Trouble understanding why natural numbers are not open I have a real analysis course based on the Principles of Real Analysis by Aliprantis and Birkenshaw. I have done previous analysis courses and know how to show that the set of natural numbers is a closed set.
They define the open ball of radius $r$ in the typical way. However, in the section on metric spaces, the authors define a point $x_{0}$ to be an interior point of a subset $A$ if there exists an open ball $B(x_{0},r)$ such that $B(x_{0},r)\subseteq A$. Here lies my lack of understanding. If we consider $\mathbb{N}$ to be a metric space itself, not a subset of $\mathbb{R}$, with the usual metric, for any $r>0$ the open ball only includes the number itself and other natural numbers. Then clearly, $B(r,x_{0})\subseteq \mathbb{N}$. Therefore, it is an open set.
Where am I making a fallacy?
 A: I'll turn my comment into an answer.
Your fallacy is treating "open set" as an absolute notion, independent of any metric space.
Instead, "open subset" is a notion defined relative to a particular metric space of which the given set is a subset. So it is possible for one and the same set, for example $\mathbb N$, to be an open subset of one space such as $\mathbb N$ itself, and to be a non-open subset of another space such as $\mathbb R$.

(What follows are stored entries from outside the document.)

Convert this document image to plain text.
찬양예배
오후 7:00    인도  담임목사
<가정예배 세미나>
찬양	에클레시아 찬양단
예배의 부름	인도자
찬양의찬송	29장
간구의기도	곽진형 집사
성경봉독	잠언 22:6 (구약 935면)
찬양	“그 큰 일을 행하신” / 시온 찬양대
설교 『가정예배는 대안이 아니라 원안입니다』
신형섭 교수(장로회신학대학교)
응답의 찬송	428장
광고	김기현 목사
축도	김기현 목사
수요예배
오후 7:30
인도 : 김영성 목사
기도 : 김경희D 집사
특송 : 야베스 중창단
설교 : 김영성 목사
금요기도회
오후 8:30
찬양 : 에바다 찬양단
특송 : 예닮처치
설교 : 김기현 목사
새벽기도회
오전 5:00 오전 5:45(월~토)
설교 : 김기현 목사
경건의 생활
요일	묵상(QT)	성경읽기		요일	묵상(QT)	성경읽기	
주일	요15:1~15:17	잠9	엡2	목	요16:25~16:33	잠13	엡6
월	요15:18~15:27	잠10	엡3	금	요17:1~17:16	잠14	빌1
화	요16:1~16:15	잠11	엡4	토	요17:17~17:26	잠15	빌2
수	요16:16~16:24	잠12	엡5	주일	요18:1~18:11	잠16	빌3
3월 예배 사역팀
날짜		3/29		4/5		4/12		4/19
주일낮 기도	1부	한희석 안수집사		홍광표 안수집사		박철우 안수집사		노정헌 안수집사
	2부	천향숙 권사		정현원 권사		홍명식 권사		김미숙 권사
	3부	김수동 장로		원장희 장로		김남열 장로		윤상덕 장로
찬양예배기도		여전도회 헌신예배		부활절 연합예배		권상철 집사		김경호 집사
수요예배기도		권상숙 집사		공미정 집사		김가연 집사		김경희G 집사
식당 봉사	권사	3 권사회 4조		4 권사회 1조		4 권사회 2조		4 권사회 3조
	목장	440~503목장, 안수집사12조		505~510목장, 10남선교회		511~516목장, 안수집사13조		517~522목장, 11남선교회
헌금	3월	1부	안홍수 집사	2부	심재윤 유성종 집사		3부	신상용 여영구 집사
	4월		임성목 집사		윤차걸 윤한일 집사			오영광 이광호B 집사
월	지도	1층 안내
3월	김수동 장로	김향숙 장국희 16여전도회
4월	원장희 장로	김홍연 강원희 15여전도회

A: To expand upon the previous answer, consider the example $x_0 = 3$, $r = 0.5$. If regarded as a subset of $\mathbb N$, then $B(r, x_0) = \{3\}$ is an open subset of $\mathbb N$. But if regarded as a subset of $\mathbb R$, then $B(r, x_0) = (2.5, 3.5)$ which is an uncountable open interval containing all the points between 2.5 and 3.5, and is not a subset of $\mathbb N$.
It is all relative to the parent space. If $X$ is a metric space then
$$B(r, x_0) = \{x \in X : d(x,x_0) < r\}$$
is the definition of the open ball of radius $r$ centered at $x_0$ in $X$. Notice the ball contains all the points from $X$ which are a distance $r$ from $x_0$. So in order for a subset $A\subseteq X$ to have an interior point, it must contain an open ball from $X$.
Any subset can be considered "open" relative to itself (that is, in the inherited topology), but this is different from being an open subset of $X$.